A menorah defies the Nazi flag , 1931

La photo ci-dessus a été prise le 11 décembre 1931 dans la petite ville de Kiel, en Allemagne. D’après le site Rare Historical Photos, nous nous trouvons dans la maison du rabbin de la ville, le rav Akiva Boruch Posner, en face de laquelle se trouvait le siège du parti nazi local. C’est la femme du rabbin, Rachel Posner, qui a pris la photo quelques minutes avant l’entrée de Shabbat, immortalisant ainsi ce qui symbolise, à mes yeux, l’essentiel du message de ‘Hanukka.

La coutume, durant les huit jours de ‘Hanukka, est d’allumer les bougies de façon à ce qu’elles puissent être vues depuis le domaine public, afin de réaliser le commandement de pirsum haness (publication du miracle).

A la différence des autres fêtes, il ne suffit donc pas de célébrer en famille ou entre amis mais il faut encore s’assurer que le plus grand nombre possible de personnes verront les bougies allumées afin que le ness, le miracle, soit connu de tous.

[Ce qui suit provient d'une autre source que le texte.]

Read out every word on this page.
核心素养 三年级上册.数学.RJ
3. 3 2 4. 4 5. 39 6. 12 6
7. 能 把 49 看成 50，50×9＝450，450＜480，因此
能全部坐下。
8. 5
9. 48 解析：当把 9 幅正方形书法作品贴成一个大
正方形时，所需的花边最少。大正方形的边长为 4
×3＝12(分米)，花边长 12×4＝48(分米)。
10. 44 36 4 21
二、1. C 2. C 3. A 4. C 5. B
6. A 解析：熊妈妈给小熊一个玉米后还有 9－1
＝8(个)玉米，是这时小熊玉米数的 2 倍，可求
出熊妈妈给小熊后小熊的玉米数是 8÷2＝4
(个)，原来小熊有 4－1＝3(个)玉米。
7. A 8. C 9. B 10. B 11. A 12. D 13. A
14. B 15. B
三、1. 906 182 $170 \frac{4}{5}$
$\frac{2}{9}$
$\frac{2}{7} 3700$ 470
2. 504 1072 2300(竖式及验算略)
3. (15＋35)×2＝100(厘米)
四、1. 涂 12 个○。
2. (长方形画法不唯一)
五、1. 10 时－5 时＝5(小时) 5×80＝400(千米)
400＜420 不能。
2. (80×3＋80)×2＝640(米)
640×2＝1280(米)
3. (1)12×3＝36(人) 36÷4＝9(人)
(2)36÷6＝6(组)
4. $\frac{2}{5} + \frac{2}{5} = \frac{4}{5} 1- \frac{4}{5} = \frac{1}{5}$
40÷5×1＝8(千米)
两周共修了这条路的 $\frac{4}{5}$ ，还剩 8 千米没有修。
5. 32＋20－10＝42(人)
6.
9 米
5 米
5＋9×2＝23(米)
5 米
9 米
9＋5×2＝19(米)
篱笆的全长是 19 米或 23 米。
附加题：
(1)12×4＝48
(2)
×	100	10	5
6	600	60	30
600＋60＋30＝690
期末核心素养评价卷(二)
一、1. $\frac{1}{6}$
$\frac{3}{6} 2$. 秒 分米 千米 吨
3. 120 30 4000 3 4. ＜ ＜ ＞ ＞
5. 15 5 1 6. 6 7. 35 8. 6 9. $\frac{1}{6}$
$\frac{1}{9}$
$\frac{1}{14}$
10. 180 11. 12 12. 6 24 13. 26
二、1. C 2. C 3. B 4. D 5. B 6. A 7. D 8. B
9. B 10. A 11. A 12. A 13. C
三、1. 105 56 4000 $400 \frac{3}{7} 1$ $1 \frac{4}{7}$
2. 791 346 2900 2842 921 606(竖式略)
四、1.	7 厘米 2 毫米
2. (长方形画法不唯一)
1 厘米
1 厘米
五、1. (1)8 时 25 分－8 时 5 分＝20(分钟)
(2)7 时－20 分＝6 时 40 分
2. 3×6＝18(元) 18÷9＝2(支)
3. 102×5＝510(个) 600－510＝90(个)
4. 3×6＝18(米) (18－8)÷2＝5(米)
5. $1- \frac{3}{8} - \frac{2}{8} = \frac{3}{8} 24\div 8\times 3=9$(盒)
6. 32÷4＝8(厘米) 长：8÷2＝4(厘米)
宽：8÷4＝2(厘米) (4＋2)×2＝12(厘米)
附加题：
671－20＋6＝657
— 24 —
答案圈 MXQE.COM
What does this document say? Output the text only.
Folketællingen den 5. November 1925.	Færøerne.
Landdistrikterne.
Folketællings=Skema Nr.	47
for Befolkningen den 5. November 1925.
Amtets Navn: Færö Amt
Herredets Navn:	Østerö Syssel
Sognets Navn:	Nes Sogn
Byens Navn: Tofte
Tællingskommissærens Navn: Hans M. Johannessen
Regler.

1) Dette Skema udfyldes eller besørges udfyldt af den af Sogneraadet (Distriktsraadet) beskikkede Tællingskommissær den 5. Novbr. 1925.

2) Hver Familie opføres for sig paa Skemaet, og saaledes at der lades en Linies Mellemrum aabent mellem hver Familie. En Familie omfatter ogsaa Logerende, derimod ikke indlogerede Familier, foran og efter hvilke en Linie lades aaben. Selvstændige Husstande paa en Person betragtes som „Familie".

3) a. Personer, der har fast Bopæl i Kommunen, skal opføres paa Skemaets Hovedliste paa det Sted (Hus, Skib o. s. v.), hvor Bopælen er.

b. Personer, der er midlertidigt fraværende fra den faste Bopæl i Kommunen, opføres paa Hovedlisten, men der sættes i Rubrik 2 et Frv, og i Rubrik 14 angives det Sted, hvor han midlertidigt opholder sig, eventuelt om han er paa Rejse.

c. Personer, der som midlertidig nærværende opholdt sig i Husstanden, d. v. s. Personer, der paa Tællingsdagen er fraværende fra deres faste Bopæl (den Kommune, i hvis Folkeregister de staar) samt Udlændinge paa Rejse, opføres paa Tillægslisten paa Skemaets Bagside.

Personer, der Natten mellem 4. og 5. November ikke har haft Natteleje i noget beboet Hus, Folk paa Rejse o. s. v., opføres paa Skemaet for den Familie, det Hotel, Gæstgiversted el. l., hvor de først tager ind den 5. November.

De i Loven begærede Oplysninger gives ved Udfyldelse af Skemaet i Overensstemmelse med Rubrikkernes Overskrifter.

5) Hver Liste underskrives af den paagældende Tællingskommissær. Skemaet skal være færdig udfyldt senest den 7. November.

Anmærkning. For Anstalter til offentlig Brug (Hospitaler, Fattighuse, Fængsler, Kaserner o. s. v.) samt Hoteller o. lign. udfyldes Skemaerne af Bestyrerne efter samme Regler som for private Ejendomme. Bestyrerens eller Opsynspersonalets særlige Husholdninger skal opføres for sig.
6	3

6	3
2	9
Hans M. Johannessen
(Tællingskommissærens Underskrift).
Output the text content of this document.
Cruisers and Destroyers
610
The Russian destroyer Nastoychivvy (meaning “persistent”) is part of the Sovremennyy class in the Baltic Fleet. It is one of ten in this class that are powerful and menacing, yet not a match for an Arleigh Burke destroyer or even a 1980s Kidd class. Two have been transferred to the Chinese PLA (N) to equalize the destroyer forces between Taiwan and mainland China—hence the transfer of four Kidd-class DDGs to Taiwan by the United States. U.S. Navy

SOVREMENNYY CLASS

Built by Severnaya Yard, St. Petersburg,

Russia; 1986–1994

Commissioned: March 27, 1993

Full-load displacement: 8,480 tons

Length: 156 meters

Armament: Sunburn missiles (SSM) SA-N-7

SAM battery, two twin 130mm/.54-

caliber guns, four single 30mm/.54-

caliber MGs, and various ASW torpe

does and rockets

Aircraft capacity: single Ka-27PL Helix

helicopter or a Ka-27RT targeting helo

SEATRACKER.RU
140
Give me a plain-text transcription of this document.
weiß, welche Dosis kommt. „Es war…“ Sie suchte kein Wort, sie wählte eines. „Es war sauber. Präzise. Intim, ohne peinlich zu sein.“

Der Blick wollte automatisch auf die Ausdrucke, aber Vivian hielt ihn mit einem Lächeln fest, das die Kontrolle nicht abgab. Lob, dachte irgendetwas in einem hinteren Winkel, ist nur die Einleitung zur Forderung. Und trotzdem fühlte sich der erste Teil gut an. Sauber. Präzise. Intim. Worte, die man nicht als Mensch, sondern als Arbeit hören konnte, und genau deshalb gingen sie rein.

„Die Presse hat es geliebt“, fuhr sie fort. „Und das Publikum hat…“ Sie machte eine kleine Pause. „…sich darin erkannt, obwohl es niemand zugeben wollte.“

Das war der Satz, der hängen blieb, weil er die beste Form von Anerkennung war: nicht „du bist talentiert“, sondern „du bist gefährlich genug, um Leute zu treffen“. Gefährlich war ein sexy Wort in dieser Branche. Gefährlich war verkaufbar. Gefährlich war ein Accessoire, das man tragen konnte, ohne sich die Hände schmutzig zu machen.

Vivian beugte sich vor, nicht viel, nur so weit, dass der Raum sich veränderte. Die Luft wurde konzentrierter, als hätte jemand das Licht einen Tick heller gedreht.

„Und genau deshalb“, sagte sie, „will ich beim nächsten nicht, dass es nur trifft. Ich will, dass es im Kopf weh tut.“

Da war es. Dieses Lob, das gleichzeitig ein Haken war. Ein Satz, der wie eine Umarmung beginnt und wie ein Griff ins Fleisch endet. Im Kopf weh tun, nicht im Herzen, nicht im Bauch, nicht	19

C’est dans cet esprit que, chaque année, des allumages publics sont organisés dans de très nombreuses villes. Institués aux Etats-Unis à la fin des années 70 par le rav Menahem Mendel Schneerson, dirigeant du mouvement ‘hassidique Loubavitch, ces cérémonies publiques se sont ensuite imposées dans le monde entier et sont devenues, dans plusieurs grandes villes, des événements incontournables.

Mais qu’a donc de si particulier le miracle de ‘Hanukka pour devoir être ainsi rendu public ? Pour certains, c’est l’aspect « caché » du miracle (1) qui nécessite une proclamation publique afin d’être reconnu par le plus grand nombre; pour d’autres, il s’agit d’une forme particulière de hakarat hatov (reconnaissance du bien qui nous a été fait) consistant à donner un maximum de publicité aux miracles dont nous avons bénéficié (2).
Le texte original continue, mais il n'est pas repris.